Le président de la République, Brice Clotaire Oligui Nguema, a accordé mercredi une audience stratégique au magnat marocain Anas Sefrioui, PDG du groupe Cimaf. Au cœur des échanges au Palais Rénovation : une extension industrielle majeure pour briser les pénuries de matériaux alors que les grands chantiers nationaux s’accélèrent.

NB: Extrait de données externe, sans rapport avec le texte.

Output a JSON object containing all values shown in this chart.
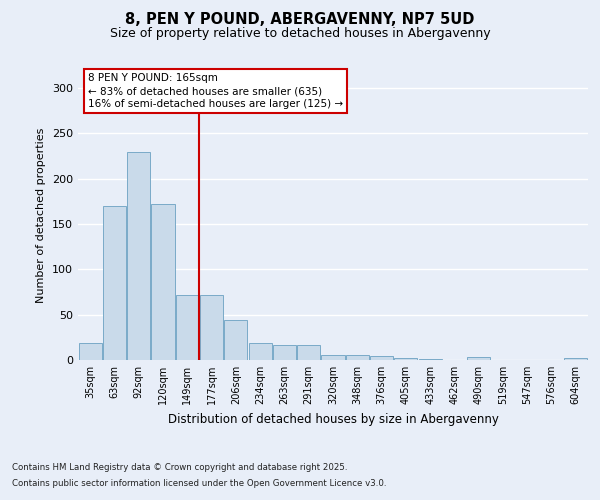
{
  "title1": "8, PEN Y POUND, ABERGAVENNY, NP7 5UD",
  "title2": "Size of property relative to detached houses in Abergavenny",
  "xlabel": "Distribution of detached houses by size in Abergavenny",
  "ylabel": "Number of detached properties",
  "categories": [
    "35sqm",
    "63sqm",
    "92sqm",
    "120sqm",
    "149sqm",
    "177sqm",
    "206sqm",
    "234sqm",
    "263sqm",
    "291sqm",
    "320sqm",
    "348sqm",
    "376sqm",
    "405sqm",
    "433sqm",
    "462sqm",
    "490sqm",
    "519sqm",
    "547sqm",
    "576sqm",
    "604sqm"
  ],
  "values": [
    19,
    170,
    230,
    172,
    72,
    72,
    44,
    19,
    17,
    17,
    6,
    5,
    4,
    2,
    1,
    0,
    3,
    0,
    0,
    0,
    2
  ],
  "bar_color": "#c9daea",
  "bar_edge_color": "#7aaac8",
  "background_color": "#e8eef8",
  "grid_color": "#ffffff",
  "vline_color": "#cc0000",
  "annotation_text": "8 PEN Y POUND: 165sqm\n← 83% of detached houses are smaller (635)\n16% of semi-detached houses are larger (125) →",
  "annotation_box_color": "#ffffff",
  "annotation_box_edge": "#cc0000",
  "footer1": "Contains HM Land Registry data © Crown copyright and database right 2025.",
  "footer2": "Contains public sector information licensed under the Open Government Licence v3.0.",
  "ylim": [
    0,
    320
  ],
  "yticks": [
    0,
    50,
    100,
    150,
    200,
    250,
    300
  ]
}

Face à l’explosion de la demande de matériaux de construction, stimulée par la multiplication des infrastructures lancées par l’Etat, le Gabon muscle ses capacités industrielles. Reçu au sommet de l’Etat, le patron des Ciments de l’Afrique (Cimaf) est venu acter l’accélération d’un projet d’extension d’envergure. L’enveloppe globale mise sur la table s’élève à 40 millions d’euros, soit près de 26 milliards de francs CFA.
Cet investissement massif doit permettre de déployer une troisième ligne de production moderne et d’agrandir la clinkerie locale de Cimaf Gabon. L’objectif est double : sécuriser l’approvisionnement en ciment sur tout le territoire et accompagner la feuille de route du gouvernement en matière de construction routière et immobilière.
Le pari de l’emploi local et du développement durable
Au-delà de l’enjeu logistique, ce partenariat public-privé s’annonce comme une bouffée d’oxygène pour le marché de l’emploi national. Selon les prévisions détaillées par les dirigeants du groupe marocain, le chantier d’extension va mobiliser près de 1 400 travailleurs durant la phase active des travaux. A terme, ce sont 500 emplois permanents qui seront créés pour faire tourner l’usine à plein régime.
Pour le chef de l’État, cette alliance s’inscrit dans une doctrine économique claire : privilégier les investisseurs étrangers capables d’injecter des capitaux frais tout en garantissant des retombées sociales immédiates. L’exécutif entend lier le développement industriel à la création de valeur ajoutée locale pour sortir de la dépendance aux importations de matériaux de base.
L’infrastructure, clé de voûte de la Ve République
Ce rapprochement avec le géant cimentier marocain souligne l’urgence pour le pouvoir de Libreville de livrer ses grands projets d’aménagement dans les temps. Routes, logements sociaux, édifices publics : le Gabon est en chantier permanent, et la disponibilité du ciment à un prix compétitif reste le principal goulet d’étranglement de cette politique de relance.
En affichant son soutien total à Cimaf, le président Oligui Nguema réaffirme son ambition de transformer le tissu économique gabonais par des partenariats industriels structurants. Reste désormais à transformer ces promesses d’investissements en chantiers visibles pour les populations en quête de logements et d’infrastructures modernes.